Damian Stamer: Unseen 

Through Saturday, Nov. 2

Craven Allen Gallery, Durham

“New Sharon Church Rd. 79” embodies the mystery, revelation, and transience that permeates Unseen, an exhibit by Durham painter Damian Stamer. A small shed doggedly holds the center of the composition. The shed’s sharp edges separate it from the kaleidoscopically blurred landscape that surrounds it. Its entryway, which is no more than a dark stroke of paint, implies that a door was once there but has now been pulled off its hinges. What lies beyond the entrance, and will the momentary chance to find out soon slip away?

Unseen, currently on view at Craven Allen Gallery in Durham, includes multiple works on paper by Stamer. The landscapes and interiors he has sourced from his commutes through rural North Carolina are presented to viewers as a vanitas—a reminder of ephemerality. Although the artist typically reserves watercolors for preliminary studies, here, he deftly uses it to create portals into a world that is often either ignored or misunderstood.

Crumbling barns and old farmhouses littered with moth-eaten mattresses, broken furniture, and artifacts of days gone by have a nostalgic, poetic quality that can hypnotize observers. Stamer recalls first feeling this way as a child looking outside a car window, but now, as an adult, he is also aware of the sometimes grim, likely unknowable history that creates the conditions for scenes like these. The intention of this body of work is to call attention to complexities that are overlooked when we see something familiar.

While “New Sharon Church Rd. 79” and “South Lowell 153” portray haunting beauty through softly bleeding washes of watercolor, pieces like “Horry County MT 8” and “South Lowell MP 27” represent impending erasure. Stamer uses printmaking techniques to layer imposing forms and frenetic lines over otherwise-idyllic pastoral scenes. Interiors such as “Horry County Study 6” and “New Sharon Church Rd. 3” show crowded spaces scratched over with a tangle of colored lines. Will these spaces, which were once home to someone, be lost to decay, spurred by encroaching nature or the “progress” of redevelopment? 

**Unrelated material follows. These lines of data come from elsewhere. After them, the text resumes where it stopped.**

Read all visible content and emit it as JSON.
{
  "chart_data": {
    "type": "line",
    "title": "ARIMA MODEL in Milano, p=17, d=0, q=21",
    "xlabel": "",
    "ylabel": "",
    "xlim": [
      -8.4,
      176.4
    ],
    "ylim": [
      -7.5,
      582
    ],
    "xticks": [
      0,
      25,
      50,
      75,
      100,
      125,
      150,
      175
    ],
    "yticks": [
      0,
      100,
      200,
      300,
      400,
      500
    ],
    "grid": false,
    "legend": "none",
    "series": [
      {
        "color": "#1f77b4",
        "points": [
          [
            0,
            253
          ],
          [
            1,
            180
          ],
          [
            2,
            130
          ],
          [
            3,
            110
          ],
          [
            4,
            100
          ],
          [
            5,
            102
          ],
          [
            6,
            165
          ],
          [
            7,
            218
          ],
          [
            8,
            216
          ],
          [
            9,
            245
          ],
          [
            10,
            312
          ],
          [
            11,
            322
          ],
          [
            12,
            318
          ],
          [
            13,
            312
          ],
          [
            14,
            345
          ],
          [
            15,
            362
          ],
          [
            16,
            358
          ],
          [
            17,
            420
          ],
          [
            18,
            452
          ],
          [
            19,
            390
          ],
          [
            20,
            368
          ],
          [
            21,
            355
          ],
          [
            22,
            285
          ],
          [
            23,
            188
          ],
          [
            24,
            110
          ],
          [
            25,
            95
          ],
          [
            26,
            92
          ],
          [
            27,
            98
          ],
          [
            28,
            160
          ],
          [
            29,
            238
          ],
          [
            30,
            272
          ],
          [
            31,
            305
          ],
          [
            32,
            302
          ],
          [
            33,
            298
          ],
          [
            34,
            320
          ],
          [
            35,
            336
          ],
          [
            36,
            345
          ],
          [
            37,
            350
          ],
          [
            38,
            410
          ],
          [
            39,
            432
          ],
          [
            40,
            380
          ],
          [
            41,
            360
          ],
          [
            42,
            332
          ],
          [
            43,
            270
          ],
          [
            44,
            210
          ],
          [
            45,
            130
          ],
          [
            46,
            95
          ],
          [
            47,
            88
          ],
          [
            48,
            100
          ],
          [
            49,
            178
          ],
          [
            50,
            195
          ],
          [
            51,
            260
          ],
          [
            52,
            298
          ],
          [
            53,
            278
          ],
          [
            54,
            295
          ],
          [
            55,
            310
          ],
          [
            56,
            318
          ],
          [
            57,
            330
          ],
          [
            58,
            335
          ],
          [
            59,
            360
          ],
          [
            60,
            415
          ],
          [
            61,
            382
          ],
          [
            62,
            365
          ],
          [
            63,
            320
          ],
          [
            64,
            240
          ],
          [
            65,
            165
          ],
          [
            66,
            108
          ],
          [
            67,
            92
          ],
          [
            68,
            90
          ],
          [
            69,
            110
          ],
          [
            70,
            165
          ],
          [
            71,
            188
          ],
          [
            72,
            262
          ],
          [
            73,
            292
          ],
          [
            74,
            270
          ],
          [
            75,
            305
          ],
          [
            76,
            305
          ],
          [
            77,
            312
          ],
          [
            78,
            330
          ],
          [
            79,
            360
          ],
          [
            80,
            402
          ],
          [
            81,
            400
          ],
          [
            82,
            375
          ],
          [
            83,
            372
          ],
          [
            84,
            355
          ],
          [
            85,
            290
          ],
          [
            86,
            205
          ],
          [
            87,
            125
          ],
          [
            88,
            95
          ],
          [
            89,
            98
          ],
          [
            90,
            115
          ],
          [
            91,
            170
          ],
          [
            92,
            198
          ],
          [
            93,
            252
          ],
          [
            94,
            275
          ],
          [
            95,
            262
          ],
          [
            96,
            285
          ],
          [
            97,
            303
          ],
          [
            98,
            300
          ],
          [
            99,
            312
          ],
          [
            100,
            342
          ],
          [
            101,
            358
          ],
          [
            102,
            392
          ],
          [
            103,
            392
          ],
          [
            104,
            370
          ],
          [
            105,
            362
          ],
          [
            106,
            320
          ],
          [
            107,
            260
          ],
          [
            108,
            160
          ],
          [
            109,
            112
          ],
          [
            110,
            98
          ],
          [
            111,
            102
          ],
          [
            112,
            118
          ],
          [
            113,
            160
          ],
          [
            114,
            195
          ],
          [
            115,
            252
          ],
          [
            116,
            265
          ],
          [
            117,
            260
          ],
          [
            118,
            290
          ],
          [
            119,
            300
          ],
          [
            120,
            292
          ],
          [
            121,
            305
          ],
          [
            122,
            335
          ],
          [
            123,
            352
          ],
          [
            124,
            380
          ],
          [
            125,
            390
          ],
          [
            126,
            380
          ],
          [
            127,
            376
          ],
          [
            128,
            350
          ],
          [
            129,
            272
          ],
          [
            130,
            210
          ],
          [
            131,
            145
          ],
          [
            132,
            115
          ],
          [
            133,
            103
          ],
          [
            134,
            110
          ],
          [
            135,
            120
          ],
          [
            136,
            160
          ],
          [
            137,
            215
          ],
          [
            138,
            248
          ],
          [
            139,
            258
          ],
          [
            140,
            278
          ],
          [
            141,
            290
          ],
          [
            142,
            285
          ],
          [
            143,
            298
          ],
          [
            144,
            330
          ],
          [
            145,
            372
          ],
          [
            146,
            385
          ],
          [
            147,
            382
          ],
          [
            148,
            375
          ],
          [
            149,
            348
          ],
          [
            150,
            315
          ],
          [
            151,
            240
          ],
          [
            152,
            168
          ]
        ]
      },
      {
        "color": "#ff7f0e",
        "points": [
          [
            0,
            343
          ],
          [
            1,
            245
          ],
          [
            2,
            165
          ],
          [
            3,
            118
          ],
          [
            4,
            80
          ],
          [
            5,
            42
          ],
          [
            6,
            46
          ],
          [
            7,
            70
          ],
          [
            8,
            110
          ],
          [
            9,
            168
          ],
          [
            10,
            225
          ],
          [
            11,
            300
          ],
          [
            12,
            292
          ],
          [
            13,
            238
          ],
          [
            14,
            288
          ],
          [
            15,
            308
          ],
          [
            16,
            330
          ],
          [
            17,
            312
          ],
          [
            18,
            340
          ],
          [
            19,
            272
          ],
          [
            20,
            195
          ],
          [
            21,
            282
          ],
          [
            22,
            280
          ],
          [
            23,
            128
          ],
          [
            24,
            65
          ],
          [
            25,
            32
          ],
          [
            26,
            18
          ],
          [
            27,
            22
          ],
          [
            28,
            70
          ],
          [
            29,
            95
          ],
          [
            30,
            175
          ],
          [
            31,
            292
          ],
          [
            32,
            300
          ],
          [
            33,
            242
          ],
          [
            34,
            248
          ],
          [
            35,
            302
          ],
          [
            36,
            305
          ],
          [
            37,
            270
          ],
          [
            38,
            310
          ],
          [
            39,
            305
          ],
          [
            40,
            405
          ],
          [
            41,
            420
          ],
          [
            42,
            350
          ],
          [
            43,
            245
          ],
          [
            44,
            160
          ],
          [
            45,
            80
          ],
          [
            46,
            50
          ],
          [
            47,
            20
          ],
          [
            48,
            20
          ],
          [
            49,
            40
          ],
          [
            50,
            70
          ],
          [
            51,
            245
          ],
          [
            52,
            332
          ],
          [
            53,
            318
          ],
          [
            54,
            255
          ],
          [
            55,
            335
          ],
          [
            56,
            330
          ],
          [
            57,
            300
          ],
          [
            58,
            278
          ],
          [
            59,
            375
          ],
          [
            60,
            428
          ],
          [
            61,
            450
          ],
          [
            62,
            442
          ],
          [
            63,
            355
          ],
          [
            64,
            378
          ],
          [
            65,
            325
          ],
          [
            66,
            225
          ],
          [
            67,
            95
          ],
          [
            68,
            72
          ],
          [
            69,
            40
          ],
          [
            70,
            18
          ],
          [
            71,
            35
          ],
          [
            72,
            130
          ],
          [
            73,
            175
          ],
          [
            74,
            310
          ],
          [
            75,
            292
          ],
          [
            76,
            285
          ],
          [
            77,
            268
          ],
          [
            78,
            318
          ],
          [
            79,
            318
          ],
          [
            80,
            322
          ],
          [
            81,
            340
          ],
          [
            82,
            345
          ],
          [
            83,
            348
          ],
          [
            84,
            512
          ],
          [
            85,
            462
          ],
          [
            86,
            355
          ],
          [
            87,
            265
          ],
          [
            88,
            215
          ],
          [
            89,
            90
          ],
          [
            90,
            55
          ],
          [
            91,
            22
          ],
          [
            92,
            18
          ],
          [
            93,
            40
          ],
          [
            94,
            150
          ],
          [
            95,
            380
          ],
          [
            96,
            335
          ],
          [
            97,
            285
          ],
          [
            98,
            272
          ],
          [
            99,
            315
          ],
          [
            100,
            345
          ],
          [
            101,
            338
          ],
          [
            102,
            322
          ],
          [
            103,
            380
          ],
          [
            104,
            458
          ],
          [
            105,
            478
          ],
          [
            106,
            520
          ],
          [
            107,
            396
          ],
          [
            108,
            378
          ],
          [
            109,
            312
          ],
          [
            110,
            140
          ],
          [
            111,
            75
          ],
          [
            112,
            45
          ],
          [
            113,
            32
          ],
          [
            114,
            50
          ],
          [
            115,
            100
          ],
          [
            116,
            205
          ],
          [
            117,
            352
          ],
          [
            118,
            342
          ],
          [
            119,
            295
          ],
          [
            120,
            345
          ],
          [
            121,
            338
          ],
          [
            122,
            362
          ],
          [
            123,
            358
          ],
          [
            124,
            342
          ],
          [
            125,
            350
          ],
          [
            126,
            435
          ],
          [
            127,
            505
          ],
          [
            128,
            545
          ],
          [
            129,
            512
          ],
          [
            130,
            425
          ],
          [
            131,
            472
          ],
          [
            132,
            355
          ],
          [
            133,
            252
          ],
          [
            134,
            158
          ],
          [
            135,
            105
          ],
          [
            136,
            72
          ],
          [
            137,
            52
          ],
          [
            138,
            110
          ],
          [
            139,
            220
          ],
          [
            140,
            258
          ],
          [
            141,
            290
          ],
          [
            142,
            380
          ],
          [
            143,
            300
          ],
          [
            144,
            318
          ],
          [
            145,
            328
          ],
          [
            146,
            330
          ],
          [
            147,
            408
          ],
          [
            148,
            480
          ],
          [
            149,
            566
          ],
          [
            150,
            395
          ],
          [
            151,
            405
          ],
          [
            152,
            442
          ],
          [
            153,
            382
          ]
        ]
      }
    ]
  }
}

Craven Allen’s quiet, secluded belowground gallery is the ideal space in which to view such layered, intimate work. There is a solemnity in a room with no natural light, and it lends itself quite well to the sobering questions Stamer is posing.

Unseen is Stamer’s first full show of works on paper. Though primarily an oil painter, he picked up watercolors for the first time since his undergraduate studies in a residency at the Budapest Art Factory in 2017. What first seemed like an enticing experiment in pushing an abandoned medium turned into a powerful tool for inquiry. Unseen is a triumph of both technique and content, transporting the viewer far from what is known in a seemingly commonplace vehicle. It is certainly an exhibition to be seen.

Corrections: Damian Stamer lives in Durham, not Raleigh, and his 2017 residency was at the Budapest Art Factory, not the university.